Bombardier sends crack team to test jet


Northern News Services

Yellowknife (Jan 28/02) - They call it a cold soak.

Sit a new jet for 10 hours in -40 C temperatures on the tarmac and then start it. The mother of all tests.

Nine people from Bombardier Aerospace cold- soaked a new regional jet at the Yellowknife airport last week.

Capt. Derek Campbell, production test pilot with the company, said they had been waiting since November for the right temperature to cold-soak the new jet.

"We had a short list of airports," said Campbell.

Campbell said they looked at Rankin Inlet, Iqaluit, Fairbanks, Alaska, Barrow, Alaska and Yellowknife.

And luckily, Yellowknife had the right sub meat-freezer temperatures necessary for the test.

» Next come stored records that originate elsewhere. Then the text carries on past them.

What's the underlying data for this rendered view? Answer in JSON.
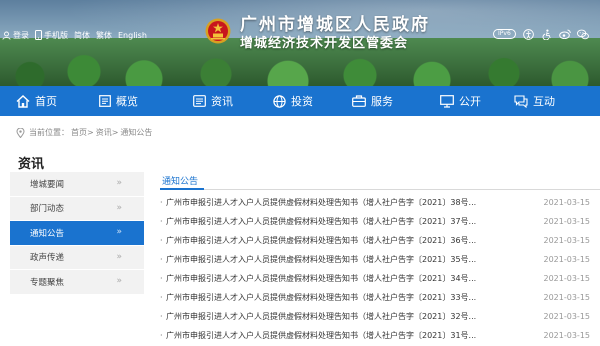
{
  "header": {
    "top_links": [
      {
        "icon": "user-icon",
        "label": "登录"
      },
      {
        "icon": "mobile-icon",
        "label": "手机版"
      },
      {
        "icon": "",
        "label": "简体"
      },
      {
        "icon": "",
        "label": "繁体"
      },
      {
        "icon": "",
        "label": "English"
      }
    ],
    "title_line1": "广州市增城区人民政府",
    "title_line2": "增城经济技术开发区管委会",
    "ipv6": "IPv6",
    "access_icons": [
      "wheelchair-icon",
      "accessibility-icon",
      "weibo-icon",
      "wechat-icon"
    ]
  },
  "nav": {
    "items": [
      {
        "label": "首页",
        "icon": "home-icon"
      },
      {
        "label": "概览",
        "icon": "overview-icon"
      },
      {
        "label": "资讯",
        "icon": "news-icon"
      },
      {
        "label": "投资",
        "icon": "globe-icon"
      },
      {
        "label": "服务",
        "icon": "briefcase-icon"
      },
      {
        "label": "公开",
        "icon": "monitor-icon"
      },
      {
        "label": "互动",
        "icon": "chat-icon"
      }
    ]
  },
  "breadcrumb": {
    "prefix": "当前位置：",
    "items": [
      "首页",
      "资讯",
      "通知公告"
    ],
    "separator": ">"
  },
  "sidebar": {
    "title": "资讯",
    "items": [
      {
        "label": "增城要闻",
        "active": false
      },
      {
        "label": "部门动态",
        "active": false
      },
      {
        "label": "通知公告",
        "active": true
      },
      {
        "label": "政声传递",
        "active": false
      },
      {
        "label": "专题聚焦",
        "active": false
      }
    ],
    "chevron": "»"
  },
  "main": {
    "section_title": "通知公告",
    "bullet": "·",
    "list": [
      {
        "title": "广州市申报引进人才入户人员提供虚假材料处理告知书（增人社户告字〔2021〕38号...",
        "date": "2021-03-15"
      },
      {
        "title": "广州市申报引进人才入户人员提供虚假材料处理告知书（增人社户告字〔2021〕37号...",
        "date": "2021-03-15"
      },
      {
        "title": "广州市申报引进人才入户人员提供虚假材料处理告知书（增人社户告字〔2021〕36号...",
        "date": "2021-03-15"
      },
      {
        "title": "广州市申报引进人才入户人员提供虚假材料处理告知书（增人社户告字〔2021〕35号...",
        "date": "2021-03-15"
      },
      {
        "title": "广州市申报引进人才入户人员提供虚假材料处理告知书（增人社户告字〔2021〕34号...",
        "date": "2021-03-15"
      },
      {
        "title": "广州市申报引进人才入户人员提供虚假材料处理告知书（增人社户告字〔2021〕33号...",
        "date": "2021-03-15"
      },
      {
        "title": "广州市申报引进人才入户人员提供虚假材料处理告知书（增人社户告字〔2021〕32号...",
        "date": "2021-03-15"
      },
      {
        "title": "广州市申报引进人才入户人员提供虚假材料处理告知书（增人社户告字〔2021〕31号...",
        "date": "2021-03-15"
      }
    ]
  },
  "colors": {
    "brand_blue": "#1a73cf",
    "active_nav": "#0f60b6",
    "sidebar_bg": "#f2f2f2"
  }
}
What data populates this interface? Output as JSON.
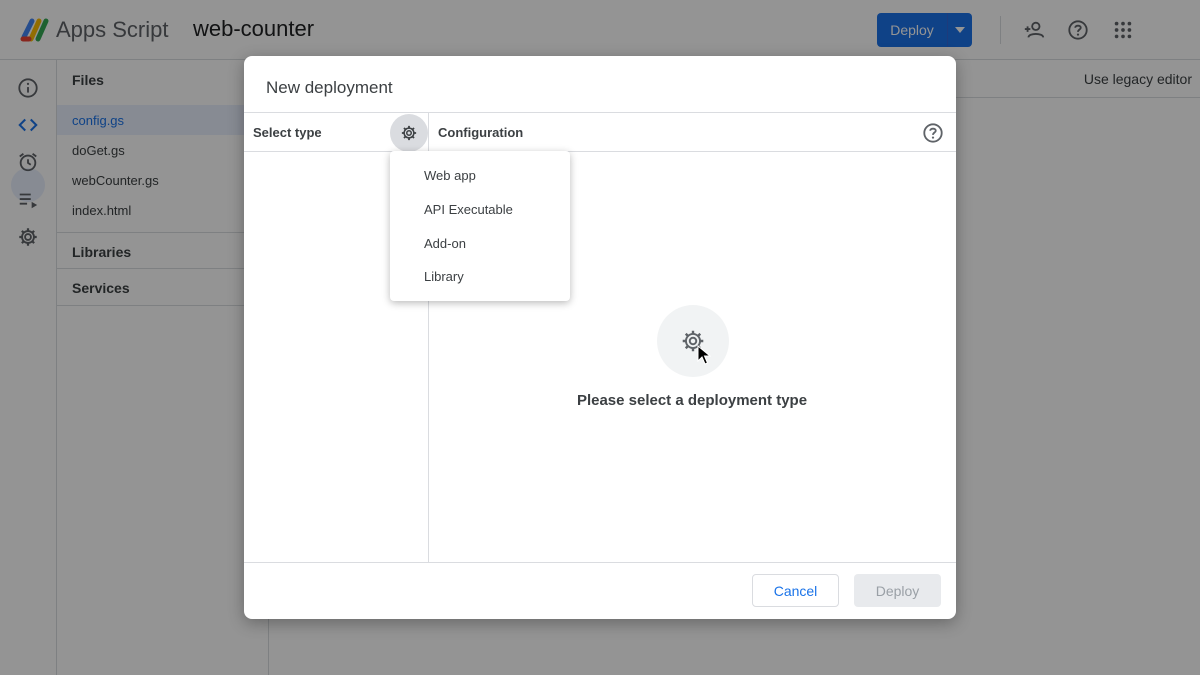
{
  "app": {
    "name": "Apps Script",
    "project_name": "web-counter",
    "deploy_label": "Deploy",
    "legacy_editor_label": "Use legacy editor"
  },
  "rail": {
    "icons": [
      "info-icon",
      "code-icon",
      "alarm-icon",
      "executions-icon",
      "gear-icon"
    ],
    "active": "code-icon"
  },
  "files_panel": {
    "files_header": "Files",
    "files": [
      "config.gs",
      "doGet.gs",
      "webCounter.gs",
      "index.html"
    ],
    "active_file": "config.gs",
    "libraries_header": "Libraries",
    "services_header": "Services"
  },
  "dialog": {
    "title": "New deployment",
    "select_type_label": "Select type",
    "configuration_label": "Configuration",
    "placeholder_text": "Please select a deployment type",
    "cancel_label": "Cancel",
    "deploy_label": "Deploy"
  },
  "type_menu": {
    "items": [
      "Web app",
      "API Executable",
      "Add-on",
      "Library"
    ]
  },
  "colors": {
    "accent": "#1a73e8",
    "active_bg": "#e8f0fe",
    "border": "#dadce0",
    "text": "#3c4043"
  }
}
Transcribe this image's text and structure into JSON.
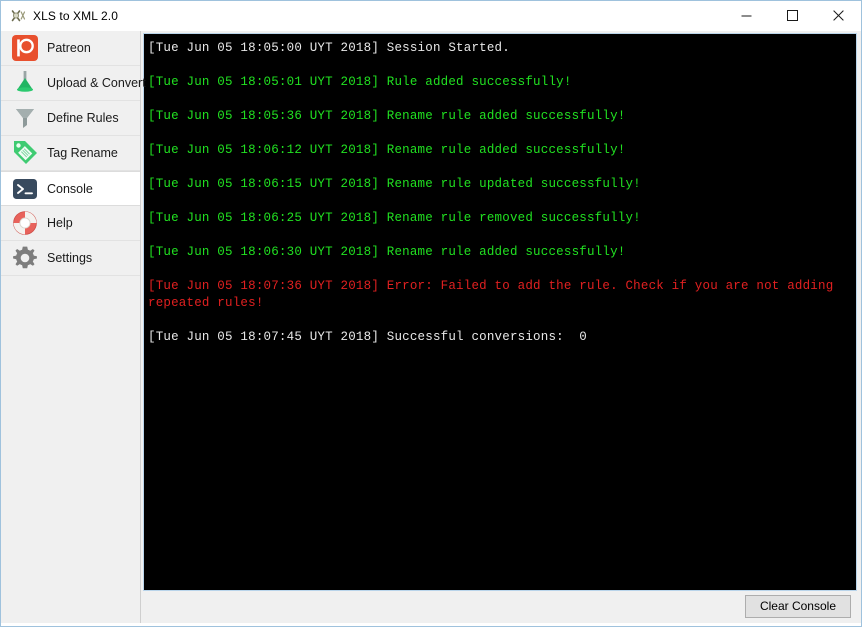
{
  "window": {
    "title": "XLS to XML 2.0",
    "icon": "app-icon",
    "controls": {
      "minimize": "—",
      "maximize": "□",
      "close": "✕"
    }
  },
  "sidebar": {
    "items": [
      {
        "label": "Patreon",
        "icon": "patreon-icon",
        "selected": false
      },
      {
        "label": "Upload & Convert",
        "icon": "funnel-up-icon",
        "selected": false
      },
      {
        "label": "Define Rules",
        "icon": "funnel-icon",
        "selected": false
      },
      {
        "label": "Tag Rename",
        "icon": "tag-icon",
        "selected": false
      },
      {
        "label": "Console",
        "icon": "terminal-icon",
        "selected": true
      },
      {
        "label": "Help",
        "icon": "lifebuoy-icon",
        "selected": false
      },
      {
        "label": "Settings",
        "icon": "gear-icon",
        "selected": false
      }
    ]
  },
  "console": {
    "colors": {
      "background": "#000000",
      "info": "#e8e8e8",
      "success": "#21e021",
      "error": "#e02020"
    },
    "lines": [
      {
        "text": "[Tue Jun 05 18:05:00 UYT 2018] Session Started.",
        "level": "info"
      },
      {
        "text": "[Tue Jun 05 18:05:01 UYT 2018] Rule added successfully!",
        "level": "success"
      },
      {
        "text": "[Tue Jun 05 18:05:36 UYT 2018] Rename rule added successfully!",
        "level": "success"
      },
      {
        "text": "[Tue Jun 05 18:06:12 UYT 2018] Rename rule added successfully!",
        "level": "success"
      },
      {
        "text": "[Tue Jun 05 18:06:15 UYT 2018] Rename rule updated successfully!",
        "level": "success"
      },
      {
        "text": "[Tue Jun 05 18:06:25 UYT 2018] Rename rule removed successfully!",
        "level": "success"
      },
      {
        "text": "[Tue Jun 05 18:06:30 UYT 2018] Rename rule added successfully!",
        "level": "success"
      },
      {
        "text": "[Tue Jun 05 18:07:36 UYT 2018] Error: Failed to add the rule. Check if you are not adding repeated rules!",
        "level": "error"
      },
      {
        "text": "[Tue Jun 05 18:07:45 UYT 2018] Successful conversions:  0",
        "level": "info"
      }
    ]
  },
  "statusbar": {
    "clear_label": "Clear Console"
  }
}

"We needed ground temperatures of -40 C," said Campbell.

Bombardier sent up a crack team of pilots, engineers and mechanics from Montreal and Wichita, Kan., to run the tests, an indication of the importance of the operation.

Sam Gemar, ex-astronaut and test pilot for the company, said if the jet passes the tests it is ready to take on passengers.

"The captain and engineer's names are on the line," said Gemar.

"They are saying the airplane is safe to fly."

For this reason Bombardier has Gamer, a three-time space shuttle pilot, Ted Squelch, an engineer who worked on developing the Concorde from 1966 to 1976 and Campbell, an ex-bush pilot turned test pilot, running the tests along with the engineer who designed the jet.

Gamer's last mission into space kept him there for 14 days working on a space station. His previous trip was during the Gulf War on a classified mission.

This was his first trip to Yellowknife.

The North's winter temperatures brings a host of brand new aircrafts every year.

Gamer said the cold- soak test is based on a simple principle.

"When a car is running you expect it to run at almost any temperature. The tough part is starting it in cold temperatures. That's what we are doing here. Starting the jet and making sure all the systems work in these temperatures," said Gamer.

The temperature at flying altitude is a constant -56 C.

Companies chase weather all winter long until the temperature dips the right amount for the test.

Euro-copter is testing a new helicopter in Inuvik and an Airbus was scheduled to land in Yellowknife for its own soaking last week.

Campbell said they can get a jet ready to fly to the test in 24 hours.

The 70-seat, CRJ 700, was sold to American Airlines.